Many of the young project members were at the announcement today, and bringing them all a touch of Olympic excitement was both Olympic gymnastics legend, Laureus Academy Member Alexey Nemov and Russia’s London 2012 gold medal-winning synchronised swimming team.
Alexey won 12 Olympic medals in his career and was immensely popular wherever and whenever he performed. The kids gave Alexey a heartwarming reception, and he was quick to get involved with the young people in a variety of sports, including basketball, floorball and football. There was also an informal question and answer session.
He said: “It was very emotional and a great honour for me to come and meet all these wonderful children, many of whom are fighting against considerable difficulties. I am so proud to be a member of the Laureus Academy and to be here to open this first Laureus-supported project in Russia. I hope it will be the first of many.
“I am delighted that Laureus is now championing the use of sport to combat discrimination against people with intellectual disabilities across Russia and I am happy to be here to show my personal support.”

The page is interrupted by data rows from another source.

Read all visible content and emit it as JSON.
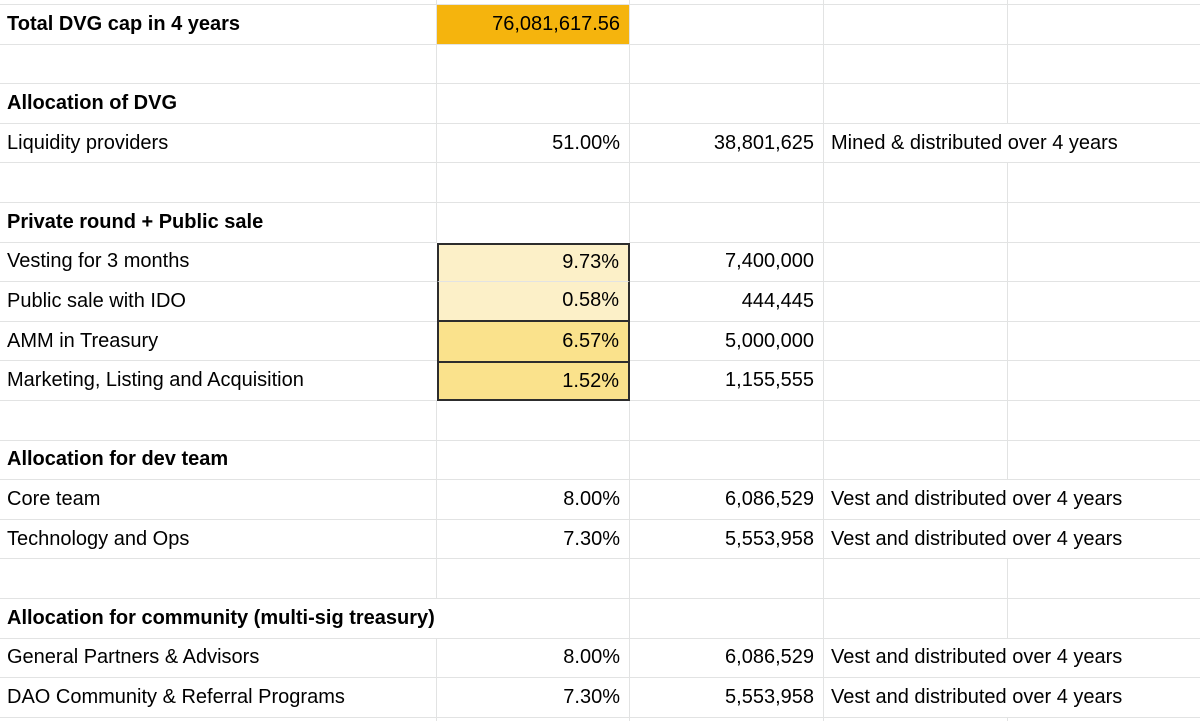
{
  "colors": {
    "highlight_orange": "#F5B40D",
    "highlight_cream": "#FCF0C8",
    "highlight_yellow": "#FAE28C",
    "gridline": "#E2E3E3",
    "box_border": "#2D2D2D",
    "text": "#000000",
    "sheet_bg": "#FFFFFF"
  },
  "sheet": {
    "rows": [
      {
        "label": "Total DVG cap in 4 years",
        "value": "76,081,617.56",
        "highlight": "orange"
      },
      {},
      {
        "label": "Allocation of DVG",
        "header": true
      },
      {
        "label": "Liquidity providers",
        "percent": "51.00%",
        "amount": "38,801,625",
        "note": "Mined & distributed over 4 years"
      },
      {},
      {
        "label": "Private round + Public sale",
        "header": true
      },
      {
        "label": "Vesting for 3 months",
        "percent": "9.73%",
        "amount": "7,400,000",
        "highlight": "cream"
      },
      {
        "label": "Public sale with IDO",
        "percent": "0.58%",
        "amount": "444,445",
        "highlight": "cream"
      },
      {
        "label": "AMM in Treasury",
        "percent": "6.57%",
        "amount": "5,000,000",
        "highlight": "yellow"
      },
      {
        "label": "Marketing, Listing and Acquisition",
        "percent": "1.52%",
        "amount": "1,155,555",
        "highlight": "yellow"
      },
      {},
      {
        "label": "Allocation for dev team",
        "header": true
      },
      {
        "label": "Core team",
        "percent": "8.00%",
        "amount": "6,086,529",
        "note": "Vest and distributed over 4 years"
      },
      {
        "label": "Technology and Ops",
        "percent": "7.30%",
        "amount": "5,553,958",
        "note": "Vest and distributed over 4 years"
      },
      {},
      {
        "label": "Allocation for community (multi-sig treasury)",
        "header": true
      },
      {
        "label": "General Partners & Advisors",
        "percent": "8.00%",
        "amount": "6,086,529",
        "note": "Vest and distributed over 4 years"
      },
      {
        "label": "DAO Community & Referral Programs",
        "percent": "7.30%",
        "amount": "5,553,958",
        "note": "Vest and distributed over 4 years"
      }
    ]
  }
}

But it was also a particularly special treat for everyone at the Complex as Alexey was joined by three members of the recently crowned synchronised swimming team - Daria Korobova, Anzhelika Timanina and Elvira Khasyanova.
Special Olympics is a global movement with programmes in over 220 countries which raises awareness about the abilities of people with intellectual disabilities, a group that is often marginalised, segregated and vulnerable within Russia. It aims to create a new world of inclusion and community, where every single person is accepted and welcomed, regardless of ability or disability.
The project has been shown to contribute significantly to breaking down barriers between people with and without intellectual disability, both on and off the playing field. It was inspired by the simple principle: training together and playing together is a quick path to friendship and understanding.
With Laureus support, the Unified Sports Programme in Russia will continue to grow and develop, helping to educate the general public on the inclusion of the intellectually disabled, and building support for a more progressive policy environment within Russia.